Some people march to a different drummer. Others need the entire band. Everyday hero Sara Flatow believes it's the music that matters.

Sara Flatow is a Hollywood producer who grew up in central Florida and still spends much of her time here.  Being in band throughout school helped guide her in life and career but she didn't realize the full impact until she was diagnosed with breast cancer.

“Everything from the breathing that we would do in band to the leadership opportunities I had and working with my medical team to the love support I got from my band friends,” said Flatow.

That’s what brought her to a production at Lake Brantley High School.

 “So I wanted to do, again, an intimate, personal entertaining look at what music education is all about.”

Sara is crowdsourcing funds for the Marching Beyond Halftime documentary project which will feature not only bands, students and directors but people from all walks of life who have been influenced by the power of music education.

“Now the emphasis is on the core subjects and passing the tests and so there is a whole element of creativity and leadership building and community building,  I mean, there is nothing more community building than playing music with people,” said Flatow.

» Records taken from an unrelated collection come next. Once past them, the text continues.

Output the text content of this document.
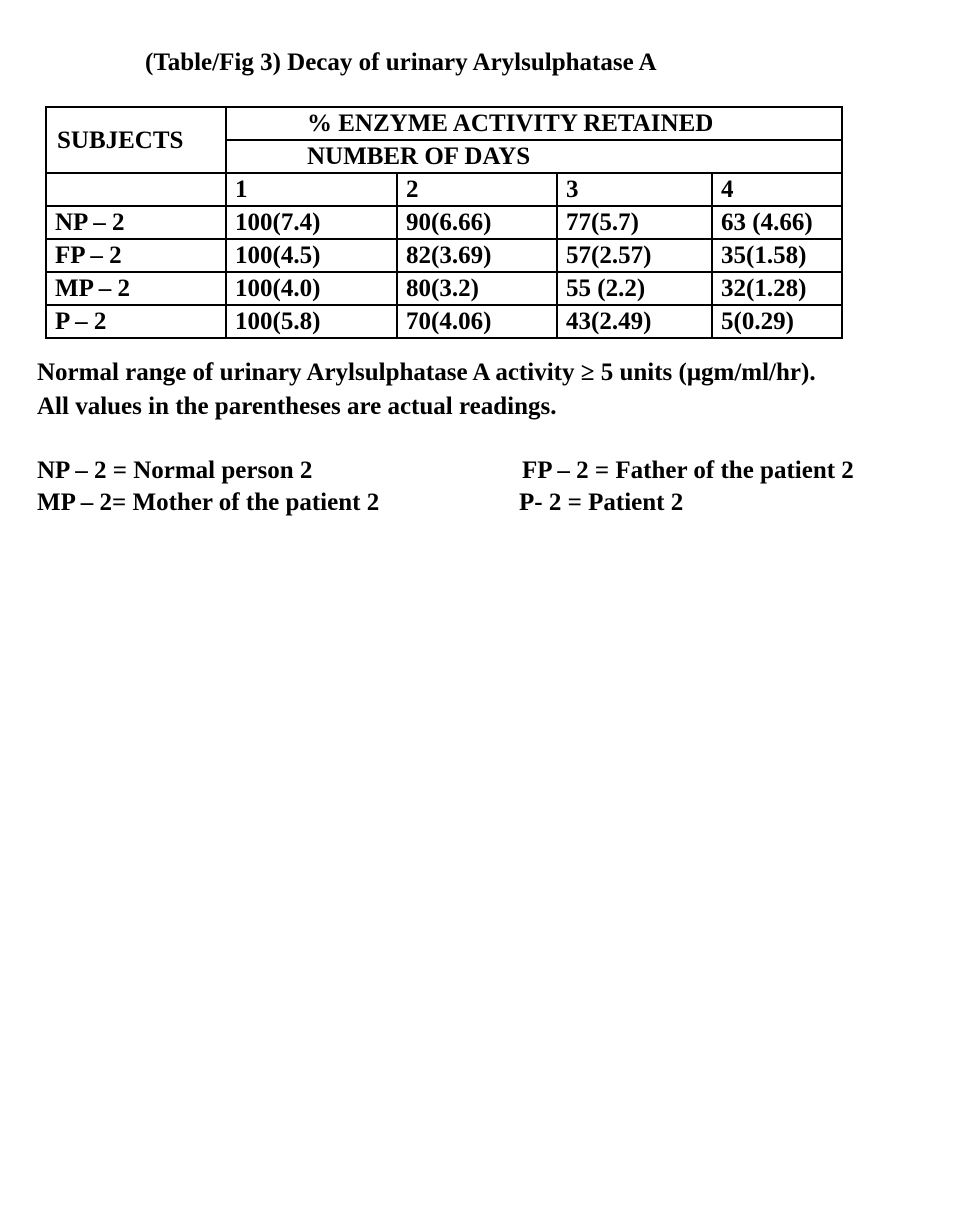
(Table/Fig 3) Decay of urinary Arylsulphatase A
SUBJECTS	% ENZYME ACTIVITY RETAINED			
	NUMBER OF DAYS			
	1	2	3	4
NP – 2	100(7.4)	90(6.66)	77(5.7)	63 (4.66)
FP – 2	100(4.5)	82(3.69)	57(2.57)	35(1.58)
MP – 2	100(4.0)	80(3.2)	55 (2.2)	32(1.28)
P – 2	100(5.8)	70(4.06)	43(2.49)	5(0.29)
Normal range of urinary Arylsulphatase A activity ≥ 5 units (μgm/ml/hr).
All values in the parentheses are actual readings.
NP – 2 = Normal person 2	FP – 2 = Father of the patient 2
MP – 2= Mother of the patient 2	P- 2 = Patient 2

With music programs falling to budget cut nationwide, one goal is to get the finished documentary into the hands of every member of congress. She believes people need to recognize music as a valuable investment.

“I remember the first time I saw the lake Brantley band after I had been thru all the surgeries and cancer treatment and it was just like soothing to my soul,” said Flatow.

Studies have shown that schools with music programs have higher attendance and graduation rates.